If we used a very narrow window before and after the Cutoff (say, 79.9% to 80.1%) then it is unlikely that we would need $\beta_1$ or $\beta_2$ at all — the range of the running variable (test score) would be so small that no effect would exist. 

However, this would require us to have an enormous amount of data. 

On the other hand, if we had less data, we could use a wider window around the cutoff and accept polynomial terms. Maybe we’d prefer a window of 75% to 85%. But this could also risk overfitting. 

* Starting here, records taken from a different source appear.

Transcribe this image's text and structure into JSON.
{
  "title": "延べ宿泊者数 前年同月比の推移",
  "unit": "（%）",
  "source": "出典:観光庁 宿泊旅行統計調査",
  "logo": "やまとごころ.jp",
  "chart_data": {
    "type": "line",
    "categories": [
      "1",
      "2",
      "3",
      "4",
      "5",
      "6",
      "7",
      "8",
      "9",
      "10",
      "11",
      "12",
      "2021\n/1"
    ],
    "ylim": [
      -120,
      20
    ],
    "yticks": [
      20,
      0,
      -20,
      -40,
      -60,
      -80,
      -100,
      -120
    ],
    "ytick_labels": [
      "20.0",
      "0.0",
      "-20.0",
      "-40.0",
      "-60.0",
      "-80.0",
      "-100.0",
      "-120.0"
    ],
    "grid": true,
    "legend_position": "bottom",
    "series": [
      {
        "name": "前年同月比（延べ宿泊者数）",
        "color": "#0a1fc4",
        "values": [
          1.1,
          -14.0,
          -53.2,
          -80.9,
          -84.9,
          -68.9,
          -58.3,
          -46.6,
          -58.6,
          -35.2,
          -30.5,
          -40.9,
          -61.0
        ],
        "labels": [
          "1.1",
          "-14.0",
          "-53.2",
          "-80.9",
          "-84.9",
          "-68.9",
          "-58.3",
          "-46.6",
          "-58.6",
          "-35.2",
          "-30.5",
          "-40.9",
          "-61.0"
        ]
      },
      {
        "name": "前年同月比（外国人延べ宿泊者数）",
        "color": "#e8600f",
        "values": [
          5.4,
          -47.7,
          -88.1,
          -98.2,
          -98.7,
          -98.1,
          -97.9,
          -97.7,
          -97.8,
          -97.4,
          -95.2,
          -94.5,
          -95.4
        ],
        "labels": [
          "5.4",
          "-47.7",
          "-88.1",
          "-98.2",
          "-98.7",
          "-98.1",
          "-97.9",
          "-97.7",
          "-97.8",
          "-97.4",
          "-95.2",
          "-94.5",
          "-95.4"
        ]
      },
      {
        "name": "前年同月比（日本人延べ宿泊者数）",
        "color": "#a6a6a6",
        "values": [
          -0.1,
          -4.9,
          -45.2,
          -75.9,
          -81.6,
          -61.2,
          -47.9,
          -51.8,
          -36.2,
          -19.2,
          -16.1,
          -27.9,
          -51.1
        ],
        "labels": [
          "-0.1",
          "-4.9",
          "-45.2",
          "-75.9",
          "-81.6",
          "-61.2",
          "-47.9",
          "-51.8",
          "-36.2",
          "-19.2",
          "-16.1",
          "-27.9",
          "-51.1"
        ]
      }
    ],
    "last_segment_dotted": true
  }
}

## Knowledge Check: Instrumental Variables and Regression Discontinuity
1. Why might higher-order polynomial terms (e.g., quadratic, cubic) be avoided in a regression discontinuity design?
- They can lead to overfitting, especially when data near the cutoff is limited. 
- When data is limited, complex models lead to overfitting. Extra polynomial terms might make the model too complex. 
2. In the reading, why is weather ($Z$) a valid instrumental variable?
- Correct: Because it affects deer behavior but is uncorrelated with pesticide use and does not directly affect flowers.
- An instrumental variable must affect $X$ but must not directly affect $Y$ and must not affect confounders ($W$) at all. 
3. What is the tradeoff involved in choosing a very narrow window (e.g., 79.9% to 80.1%) around the cutoff in regression discontinuity design (RDD)?
- Correct: You avoid needing a regression model with a trend but require a much larger dataset.
- You no longer need a trend because the window is so short that the outcome doesn’t change very much except at the cutoff.